NASA wraps up fire shelter project as ‘Only the Brave’ hits theaters

NASA engineers are almost finished with their years-long project of adding space technology to standard-issue fire shelters

By FireRescue1 Staff

HAMPTON, Va. — As a Hollywood blockbuster sheds light on the 19 firefighters who died in their fire shelters in 2013, a NASA team is wrapping up their project to make sure it doesn’t happen again.

San Francisco Chronicle reported that a team of NASA engineers were building space mission heat shields in 2013 when they heard about the tragedy at Yarnell Hill.

“I saw it on the news,” NASA materials scientist Mary Beth Wusk said. “I called the next day to my team, and they agreed this was something we could potentially look into.”
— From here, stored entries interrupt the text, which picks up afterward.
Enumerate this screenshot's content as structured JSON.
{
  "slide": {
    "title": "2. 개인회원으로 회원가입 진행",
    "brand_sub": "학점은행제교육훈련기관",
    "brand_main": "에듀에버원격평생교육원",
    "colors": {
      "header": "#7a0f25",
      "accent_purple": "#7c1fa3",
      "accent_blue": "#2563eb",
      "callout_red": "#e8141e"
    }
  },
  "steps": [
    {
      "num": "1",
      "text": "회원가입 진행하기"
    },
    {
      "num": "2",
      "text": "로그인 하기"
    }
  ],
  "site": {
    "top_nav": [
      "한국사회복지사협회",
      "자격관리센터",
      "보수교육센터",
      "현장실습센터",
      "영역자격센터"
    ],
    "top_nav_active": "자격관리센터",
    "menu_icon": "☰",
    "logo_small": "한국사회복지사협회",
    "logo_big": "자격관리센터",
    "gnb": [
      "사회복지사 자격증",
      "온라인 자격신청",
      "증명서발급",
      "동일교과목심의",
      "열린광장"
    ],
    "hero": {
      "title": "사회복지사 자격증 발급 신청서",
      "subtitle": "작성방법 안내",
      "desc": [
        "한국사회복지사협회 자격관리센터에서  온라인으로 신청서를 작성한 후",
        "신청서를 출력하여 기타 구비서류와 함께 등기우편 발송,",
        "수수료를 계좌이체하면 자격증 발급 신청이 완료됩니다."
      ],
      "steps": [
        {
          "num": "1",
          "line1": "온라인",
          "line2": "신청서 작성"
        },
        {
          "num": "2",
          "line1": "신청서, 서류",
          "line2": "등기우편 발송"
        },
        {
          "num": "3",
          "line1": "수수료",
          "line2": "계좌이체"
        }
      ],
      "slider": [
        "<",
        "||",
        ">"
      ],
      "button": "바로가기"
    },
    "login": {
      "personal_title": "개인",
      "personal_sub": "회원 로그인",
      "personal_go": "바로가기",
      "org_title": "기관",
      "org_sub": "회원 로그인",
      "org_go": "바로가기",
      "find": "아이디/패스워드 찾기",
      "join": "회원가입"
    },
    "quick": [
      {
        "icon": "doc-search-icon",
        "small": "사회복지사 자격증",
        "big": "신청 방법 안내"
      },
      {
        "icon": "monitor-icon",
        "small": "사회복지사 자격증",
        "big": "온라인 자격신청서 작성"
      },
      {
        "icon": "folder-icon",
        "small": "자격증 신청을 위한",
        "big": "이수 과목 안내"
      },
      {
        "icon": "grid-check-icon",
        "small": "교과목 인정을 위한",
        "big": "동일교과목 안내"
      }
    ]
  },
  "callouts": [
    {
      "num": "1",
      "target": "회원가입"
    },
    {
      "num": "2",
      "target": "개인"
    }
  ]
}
Wusk and her team reached out to the U.S. Forest Service to partner up with them and spent the next four years building multiple portable fire shelters based on their work on improving the heat endurance of unmanned and manned spacecraft. Their models are now being considered for the new nationwide standard.

The prototypes were tested in Canada with propane torches shooting 1,800-degree flames.

“The craziest stuff usually blows up,” U.S. Forest Service fire shelter project leader Tony Petrilli said. “We were getting ideas well out of the box.”

A final decision on which model will be considered standard for the nation will be made by a panel of scientists, firefighters and risk-management specialists sometime next year.